In the 3rd century BCE, the Greek physician Apollonius of Memphis named the condition diabetes (Greek: to pass through) because the condition is associated with excessive urination. Although originally associated with the kidneys, diabetes occurs when the pancreas does not produce enough insulin or when the body cannot effectively use the insulin that it does produce.
In 1921, a team of four scientists in the Department of Physiology at the University of Toronto discovered how to extract and purify insulin, first from dogs and then from cattle: Sir Frederick G. Banting, Charles H. Best, James B. Collip and J.J.R. Macleod.
In 1923, Banting and Macleod jointly received the Nobel Prize in Physiology or Medicine. They shared the prize money with their collaborators.
Banting, Best, and Collip sold their American patents for insulin to the University of Toronto for $1.00 (Canadian) each on 23 January 1923.

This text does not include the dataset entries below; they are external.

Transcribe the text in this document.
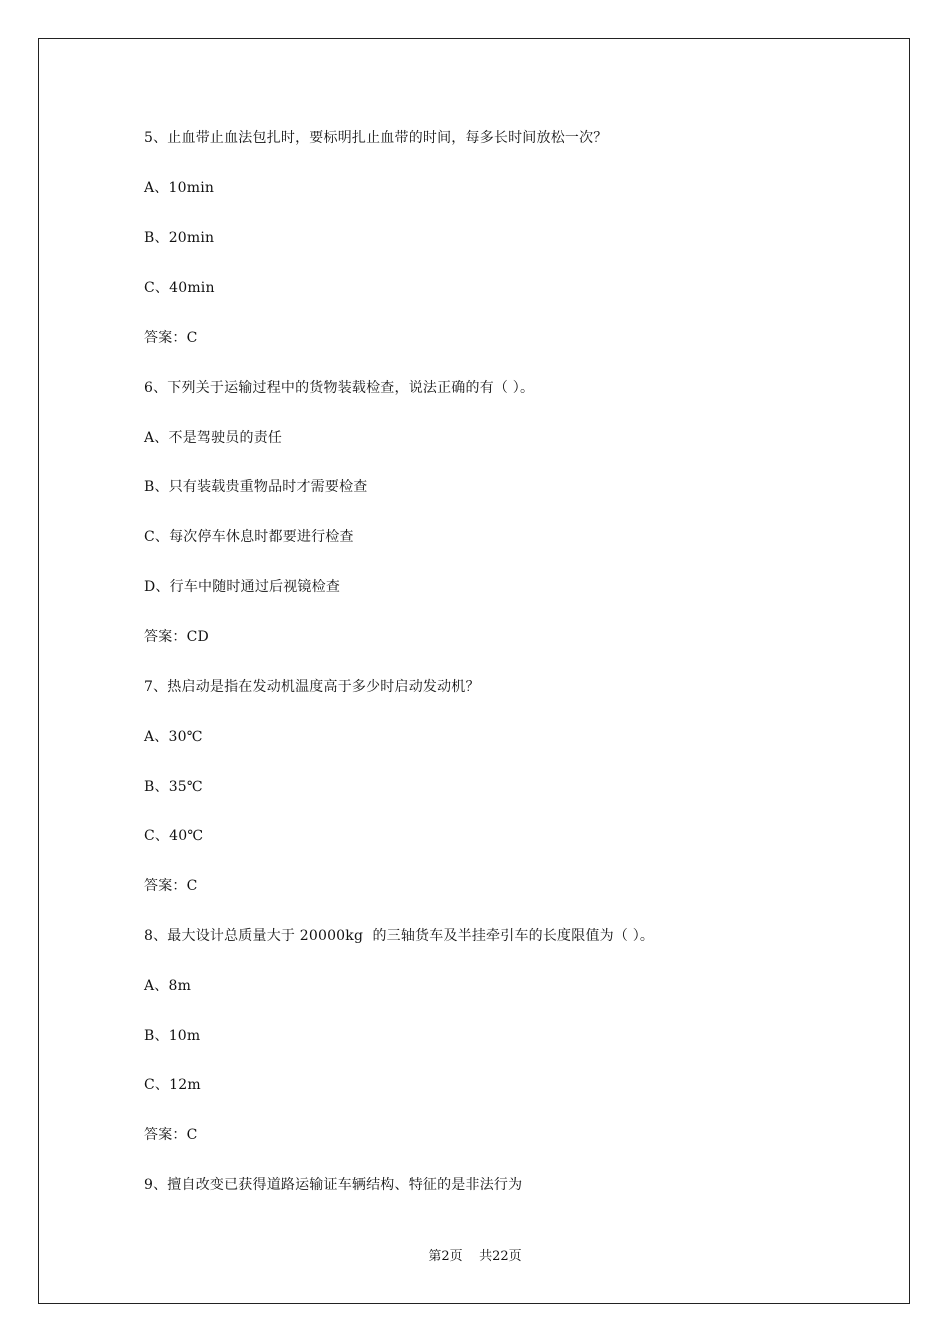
5、止血带止血法包扎时，要标明扎止血带的时间，每多长时间放松一次？
A、10min
B、20min
C、40min
答案：C
6、下列关于运输过程中的货物装载检查，说法正确的有（ ）。
A、不是驾驶员的责任
B、只有装载贵重物品时才需要检查
C、每次停车休息时都要进行检查
D、行车中随时通过后视镜检查
答案：CD
7、热启动是指在发动机温度高于多少时启动发动机？
A、30℃
B、35℃
C、40℃
答案：C
8、最大设计总质量大于 20000kg  的三轴货车及半挂牵引车的长度限值为（ ）。
A、8m
B、10m
C、12m
答案：C
9、擅自改变已获得道路运输证车辆结构、特征的是非法行为
第2页    共22页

Sir Frederick G. Banting reportedly said, “Insulin belongs to the world, not to me.”
Jump forward to 1941, when a grand jury indicted insulin manufacturer Eli Lilly; distributor Sharp & Dohme; and drug maker and distributor E.R. Squibb & Sons for violating the Sherman Antitrust Act.

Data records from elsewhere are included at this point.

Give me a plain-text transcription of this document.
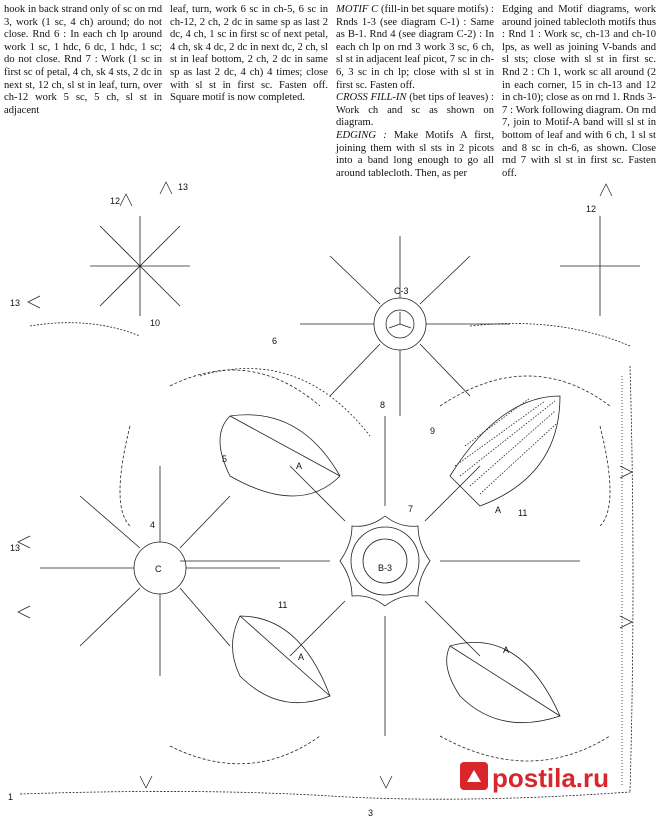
hook in back strand only of sc on rnd 3, work (1 sc, 4 ch) around; do not close. Rnd 6 : In each ch lp around work 1 sc, 1 hdc, 6 dc, 1 hdc, 1 sc; do not close. Rnd 7 : Work (1 sc in first sc of petal, 4 ch, sk 4 sts, 2 dc in next st, 12 ch, sl st in leaf, turn, over ch-12 work 5 sc, 5 ch, sl st in adjacent

leaf, turn, work 6 sc in ch-5, 6 sc in ch-12, 2 ch, 2 dc in same sp as last 2 dc, 4 ch, 1 sc in first sc of next petal, 4 ch, sk 4 dc, 2 dc in next dc, 2 ch, sl st in leaf bottom, 2 ch, 2 dc in same sp as last 2 dc, 4 ch) 4 times; close with sl st in first sc. Fasten off. Square motif is now completed.

MOTIF C (fill-in bet square motifs) : Rnds 1-3 (see diagram C-1) : Same as B-1. Rnd 4 (see diagram C-2) : In each ch lp on rnd 3 work 3 sc, 6 ch, sl st in adjacent leaf picot, 7 sc in ch-6, 3 sc in ch lp; close with sl st in first sc. Fasten off.

CROSS FILL-IN (bet tips of leaves) : Work ch and sc as shown on diagram.

EDGING : Make Motifs A first, joining them with sl sts in 2 picots into a band long enough to go all around tablecloth. Then, as per

Edging and Motif diagrams, work around joined tablecloth motifs thus : Rnd 1 : Work sc, ch-13 and ch-10 lps, as well as joining V-bands and sl sts; close with sl st in first sc. Rnd 2 : Ch 1, work sc all around (2 in each corner, 15 in ch-13 and 12 in ch-10); close as on rnd 1. Rnds 3-7 : Work following diagram. On rnd 7, join to Motif-A band will sl st in bottom of leaf and with 6 ch, 1 sl st and 8 sc in ch-6, as shown. Close rnd 7 with sl st in first sc. Fasten off.

C-3
B-3
C
A
A
A
A
13
13
13
12
12
11
11
4
7
10
8
9
6
5
1
3
postila.ru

All three companies eventually pleaded “no contest,” but never admitted any wrongdoing. In July 1941, newspapers reported that the accused companies were fined $5,000 each [$100,000 in 2022 dollars] and their corporate officers each faced $1,500 in individual fines [$30,000 in 2022 dollars] for the price-fixing charges.

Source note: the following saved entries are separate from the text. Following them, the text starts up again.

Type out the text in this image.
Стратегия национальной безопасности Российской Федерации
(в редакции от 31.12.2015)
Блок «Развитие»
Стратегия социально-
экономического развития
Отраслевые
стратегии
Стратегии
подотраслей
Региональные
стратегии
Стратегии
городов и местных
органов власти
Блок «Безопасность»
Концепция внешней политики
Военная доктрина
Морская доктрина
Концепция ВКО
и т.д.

This wasn’t the first time Lilly had attempted to milk excess profits from insulin production. That started in 1923 with its initial experimental license from Toronto.
According to the American Diabetes Association, the price of insulin tripled between 2003 and 2012. A vial that cost $100 in 2009 had almost tripled to $300 in 2021. That’s not insignificant:
Patients with Type 1 diabetes typically require two to three vials of insulin per month, whereas patients who are more resistant to insulin (such as those with Type 2 diabetes) may require six or more.
The issue of excessive drug prices and excess profits is real.
STAT News “examined the provenance of the highest-selling prescription medicines of Pfizer and Johnson & Johnson, the two largest pharmaceutical and biotechnology companies in 2018.”
That research revealed “that these large pharmaceutical companies did not actually invent most of the drugs they sell.”
For the 44 Pfizer products listed in their 2017 annual report, “discovery and early development work were conducted in house” only 10 (23%).
For Johnson & Johnson, only two of 18 (11%) were “discovered in house.”
Note that the BioNTech-Pfizer COVID-19 vaccine was developed by the German pharmaceutical company.
In the United States, 1-in-5 adults 65 and older were diagnosed with diabetes in 2018, an increase from about 1-in-7 in 2000.
The states with the largest percentage (age-adjusted) of adults diagnosed with diabetes are West Virginia, Louisiana, Mississippi, Alabama and Arkansas.